Do you experience depression?  If you do, how do you deal with it?  Do folks understand you or do you feel very alone with it?  If you have a brain injury, have you noticed it is worse not than before?  Feel free to comment here – I think commenting on WordPress is much easier than on Blogger.  I will have to figure out how to use WordPress though so it will probably be a while before I figure out how to post pictures!

A New Year

WordPress for Dummies

I finally made the switch to WordPress. It is much easier to comment now so I do hope folks will take advantage of this. One doesn’t need to have a brain injury to comment but I really see this blog as a place where brain injury survivors can share their struggles as well as their joys and get support from each other.  I’m having difficulty figuring out how to add a picture correctly though.  I think this will get better with time.

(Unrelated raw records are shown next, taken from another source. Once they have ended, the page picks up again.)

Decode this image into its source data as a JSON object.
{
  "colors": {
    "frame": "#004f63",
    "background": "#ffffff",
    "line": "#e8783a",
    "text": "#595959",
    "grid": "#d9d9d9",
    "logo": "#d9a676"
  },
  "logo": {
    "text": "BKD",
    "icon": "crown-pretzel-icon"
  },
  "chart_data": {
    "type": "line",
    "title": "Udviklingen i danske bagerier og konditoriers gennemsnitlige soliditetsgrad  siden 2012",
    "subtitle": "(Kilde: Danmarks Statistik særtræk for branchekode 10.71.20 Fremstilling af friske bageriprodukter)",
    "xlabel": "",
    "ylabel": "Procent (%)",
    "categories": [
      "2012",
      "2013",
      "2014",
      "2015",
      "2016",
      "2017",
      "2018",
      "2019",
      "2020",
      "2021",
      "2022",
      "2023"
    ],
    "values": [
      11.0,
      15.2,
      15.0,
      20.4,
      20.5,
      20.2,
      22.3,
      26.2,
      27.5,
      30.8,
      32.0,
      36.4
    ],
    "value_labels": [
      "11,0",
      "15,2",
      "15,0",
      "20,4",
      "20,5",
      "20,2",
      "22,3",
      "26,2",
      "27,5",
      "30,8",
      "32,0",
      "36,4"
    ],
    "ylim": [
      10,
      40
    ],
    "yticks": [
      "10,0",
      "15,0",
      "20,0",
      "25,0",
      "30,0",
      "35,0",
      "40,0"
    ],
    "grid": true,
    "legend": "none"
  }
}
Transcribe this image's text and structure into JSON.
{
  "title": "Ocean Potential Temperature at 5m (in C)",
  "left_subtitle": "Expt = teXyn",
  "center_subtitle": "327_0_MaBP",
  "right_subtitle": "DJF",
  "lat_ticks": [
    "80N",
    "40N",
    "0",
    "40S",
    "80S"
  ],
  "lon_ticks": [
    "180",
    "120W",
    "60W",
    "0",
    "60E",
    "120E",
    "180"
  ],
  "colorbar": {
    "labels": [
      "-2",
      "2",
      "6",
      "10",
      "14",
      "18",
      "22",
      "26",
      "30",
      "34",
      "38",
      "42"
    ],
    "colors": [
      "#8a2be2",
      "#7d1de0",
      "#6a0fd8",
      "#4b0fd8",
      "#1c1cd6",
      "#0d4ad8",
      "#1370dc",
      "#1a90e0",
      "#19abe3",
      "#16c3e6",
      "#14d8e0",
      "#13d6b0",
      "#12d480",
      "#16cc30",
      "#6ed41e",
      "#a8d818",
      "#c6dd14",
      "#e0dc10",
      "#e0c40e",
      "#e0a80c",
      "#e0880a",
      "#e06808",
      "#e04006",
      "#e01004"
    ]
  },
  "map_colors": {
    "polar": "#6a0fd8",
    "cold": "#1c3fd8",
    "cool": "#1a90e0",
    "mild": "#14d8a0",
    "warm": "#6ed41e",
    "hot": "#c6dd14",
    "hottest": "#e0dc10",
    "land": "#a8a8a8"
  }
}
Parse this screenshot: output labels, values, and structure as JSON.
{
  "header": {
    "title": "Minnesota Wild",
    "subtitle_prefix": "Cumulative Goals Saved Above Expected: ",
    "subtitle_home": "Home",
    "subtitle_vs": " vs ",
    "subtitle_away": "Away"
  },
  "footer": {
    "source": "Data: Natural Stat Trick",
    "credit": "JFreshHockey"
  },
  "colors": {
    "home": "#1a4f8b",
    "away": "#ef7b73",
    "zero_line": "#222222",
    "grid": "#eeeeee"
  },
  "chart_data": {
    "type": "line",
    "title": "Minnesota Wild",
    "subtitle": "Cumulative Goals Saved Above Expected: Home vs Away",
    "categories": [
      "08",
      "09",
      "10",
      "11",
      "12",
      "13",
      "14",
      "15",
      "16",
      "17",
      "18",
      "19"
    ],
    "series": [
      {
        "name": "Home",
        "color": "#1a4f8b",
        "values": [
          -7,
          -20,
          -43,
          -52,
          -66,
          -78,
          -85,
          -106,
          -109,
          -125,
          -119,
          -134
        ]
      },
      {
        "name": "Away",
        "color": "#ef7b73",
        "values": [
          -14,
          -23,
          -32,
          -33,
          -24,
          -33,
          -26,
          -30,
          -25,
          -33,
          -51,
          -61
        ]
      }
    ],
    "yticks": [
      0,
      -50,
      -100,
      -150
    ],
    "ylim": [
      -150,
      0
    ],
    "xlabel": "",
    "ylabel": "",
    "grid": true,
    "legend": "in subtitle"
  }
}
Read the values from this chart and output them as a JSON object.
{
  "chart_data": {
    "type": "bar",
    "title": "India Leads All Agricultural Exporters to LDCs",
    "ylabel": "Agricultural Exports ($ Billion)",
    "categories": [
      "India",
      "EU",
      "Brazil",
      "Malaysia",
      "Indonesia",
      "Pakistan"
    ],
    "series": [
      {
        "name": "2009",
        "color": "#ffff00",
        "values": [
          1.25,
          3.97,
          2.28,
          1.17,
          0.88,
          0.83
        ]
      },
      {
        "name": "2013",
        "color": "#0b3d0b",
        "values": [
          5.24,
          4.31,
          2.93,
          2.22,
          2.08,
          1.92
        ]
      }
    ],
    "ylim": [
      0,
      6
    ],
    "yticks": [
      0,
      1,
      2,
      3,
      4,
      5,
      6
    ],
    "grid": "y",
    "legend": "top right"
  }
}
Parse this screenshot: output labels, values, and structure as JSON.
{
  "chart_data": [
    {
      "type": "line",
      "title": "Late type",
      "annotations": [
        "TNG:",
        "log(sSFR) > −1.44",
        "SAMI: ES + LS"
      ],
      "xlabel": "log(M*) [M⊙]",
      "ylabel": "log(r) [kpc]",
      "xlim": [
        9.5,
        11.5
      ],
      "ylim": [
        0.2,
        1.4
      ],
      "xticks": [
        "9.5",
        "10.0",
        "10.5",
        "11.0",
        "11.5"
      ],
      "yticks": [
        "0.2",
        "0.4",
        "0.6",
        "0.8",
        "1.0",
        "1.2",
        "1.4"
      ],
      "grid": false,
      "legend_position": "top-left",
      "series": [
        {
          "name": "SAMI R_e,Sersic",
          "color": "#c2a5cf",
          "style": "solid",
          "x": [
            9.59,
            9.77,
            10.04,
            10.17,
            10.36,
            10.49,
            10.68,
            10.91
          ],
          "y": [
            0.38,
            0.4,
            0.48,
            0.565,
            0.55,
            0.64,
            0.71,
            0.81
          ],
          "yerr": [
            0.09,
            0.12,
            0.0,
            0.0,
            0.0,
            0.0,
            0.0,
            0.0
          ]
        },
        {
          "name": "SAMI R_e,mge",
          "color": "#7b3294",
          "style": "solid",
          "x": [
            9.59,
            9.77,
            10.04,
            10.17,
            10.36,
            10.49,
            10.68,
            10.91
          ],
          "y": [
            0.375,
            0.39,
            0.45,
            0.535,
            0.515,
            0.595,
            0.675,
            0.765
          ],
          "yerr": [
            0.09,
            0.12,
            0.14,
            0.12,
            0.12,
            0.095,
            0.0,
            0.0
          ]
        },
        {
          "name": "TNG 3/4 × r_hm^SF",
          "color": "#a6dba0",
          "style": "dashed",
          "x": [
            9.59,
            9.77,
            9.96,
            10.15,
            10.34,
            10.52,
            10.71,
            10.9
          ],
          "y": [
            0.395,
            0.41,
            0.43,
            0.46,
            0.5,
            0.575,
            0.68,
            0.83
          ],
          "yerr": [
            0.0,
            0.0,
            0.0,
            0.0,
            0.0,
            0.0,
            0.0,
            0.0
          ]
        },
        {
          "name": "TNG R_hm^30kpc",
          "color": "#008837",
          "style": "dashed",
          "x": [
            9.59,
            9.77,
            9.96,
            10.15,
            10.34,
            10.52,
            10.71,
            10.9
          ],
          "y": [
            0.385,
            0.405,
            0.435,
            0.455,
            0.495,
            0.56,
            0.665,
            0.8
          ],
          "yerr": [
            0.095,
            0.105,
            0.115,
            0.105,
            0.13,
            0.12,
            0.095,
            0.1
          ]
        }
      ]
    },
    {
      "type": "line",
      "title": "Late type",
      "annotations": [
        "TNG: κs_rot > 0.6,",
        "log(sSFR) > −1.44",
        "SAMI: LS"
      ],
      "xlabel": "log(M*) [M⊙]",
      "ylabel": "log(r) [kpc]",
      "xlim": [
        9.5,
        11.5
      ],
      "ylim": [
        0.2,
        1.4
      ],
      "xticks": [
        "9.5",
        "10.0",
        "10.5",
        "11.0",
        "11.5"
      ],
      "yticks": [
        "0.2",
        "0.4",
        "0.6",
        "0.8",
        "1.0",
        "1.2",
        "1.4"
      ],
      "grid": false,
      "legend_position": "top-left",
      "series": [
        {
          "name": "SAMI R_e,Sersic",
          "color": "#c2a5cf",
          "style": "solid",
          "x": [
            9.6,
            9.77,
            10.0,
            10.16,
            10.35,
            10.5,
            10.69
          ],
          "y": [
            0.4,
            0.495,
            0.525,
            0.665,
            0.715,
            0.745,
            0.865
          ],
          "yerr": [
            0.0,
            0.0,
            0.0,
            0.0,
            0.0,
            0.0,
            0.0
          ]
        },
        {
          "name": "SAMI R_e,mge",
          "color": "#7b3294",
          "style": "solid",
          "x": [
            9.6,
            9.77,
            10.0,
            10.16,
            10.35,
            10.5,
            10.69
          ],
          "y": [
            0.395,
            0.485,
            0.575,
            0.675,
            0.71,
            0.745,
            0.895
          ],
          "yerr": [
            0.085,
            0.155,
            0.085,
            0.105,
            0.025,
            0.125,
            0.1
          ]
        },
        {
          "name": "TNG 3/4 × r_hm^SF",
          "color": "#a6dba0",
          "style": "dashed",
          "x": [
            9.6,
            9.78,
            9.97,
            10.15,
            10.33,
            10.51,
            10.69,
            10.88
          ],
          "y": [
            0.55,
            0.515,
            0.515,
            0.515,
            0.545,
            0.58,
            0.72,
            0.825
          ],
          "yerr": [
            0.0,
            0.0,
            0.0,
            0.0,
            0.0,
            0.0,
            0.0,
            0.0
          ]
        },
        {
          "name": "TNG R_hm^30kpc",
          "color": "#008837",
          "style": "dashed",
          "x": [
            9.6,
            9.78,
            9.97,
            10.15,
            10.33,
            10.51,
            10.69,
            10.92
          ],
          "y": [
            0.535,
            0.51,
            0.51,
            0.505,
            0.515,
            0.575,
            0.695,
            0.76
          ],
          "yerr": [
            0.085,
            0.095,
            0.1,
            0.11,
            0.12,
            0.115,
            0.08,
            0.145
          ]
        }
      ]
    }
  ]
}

For this first post on WordPress, I want to share a poem by Jan Richardson from Night Visions: Searching the Shadows of Advent and Christmas.

In the center of ourselves
You placed the power of choosing.
Forgive us the times
We have given that power away,
When we have sold our birthright
For that which does not
Satisfy our souls.
And so in your wisdom
May our yes be truly yes
And our no be truly no,
That we may touch with dignity
And love with integrity
And know the freedom of our choosing all our days.

When I first read this, I thought about how when I lived in Atlanta, I pushed myself way too hard. I chose to do things because I thought that’s what was expected of me. As a result, I often spent days simply laying on the couch “resting my brain.” I didn’t even need to use ear plugs for this because I was so tired, I simply slept. I always bounced back after resting but I did the same thing over and over again.

When I moved to Asheville, NC I decided to not become involved in anything. What happened when I did this? I got bored. “Why am I even bothering to stay here in this world?” I asked myself. “I’m not doing others or God any good at all so I should just leave and do everyone a favor!” However when I was having my better days, I realized doing this would hurt too many folks. Plus it wouldn’t be a good reflection on God for a minister to just check out of life!

So I made the choice to be as involved in my life as I can while being honest with what I’m able to do. I don’t believe God wants me to spend my days exhausted because I pushed myself too hard and got over stimulated. Nor do I believe God wants me to have to rest all the time due to cognitive overload.

You know what? I’m much happier now than I was before. I’m trying new things like singing in the choir at Grace Covenant Presbyterian and I’m taping into my creative side again. I’m taking an intense water aerobics class and I’m trying to write again. So who knows what this New Year will bring. I must say, it is rather exciting.

What sort of things are you looking forward to this year? If you have a brain injury, write about some of your struggles. Let’s see if the commenting part on this system is easier. It really is true that those of us who have brain injuries and other disabilities, need to share our joys and struggles with each other.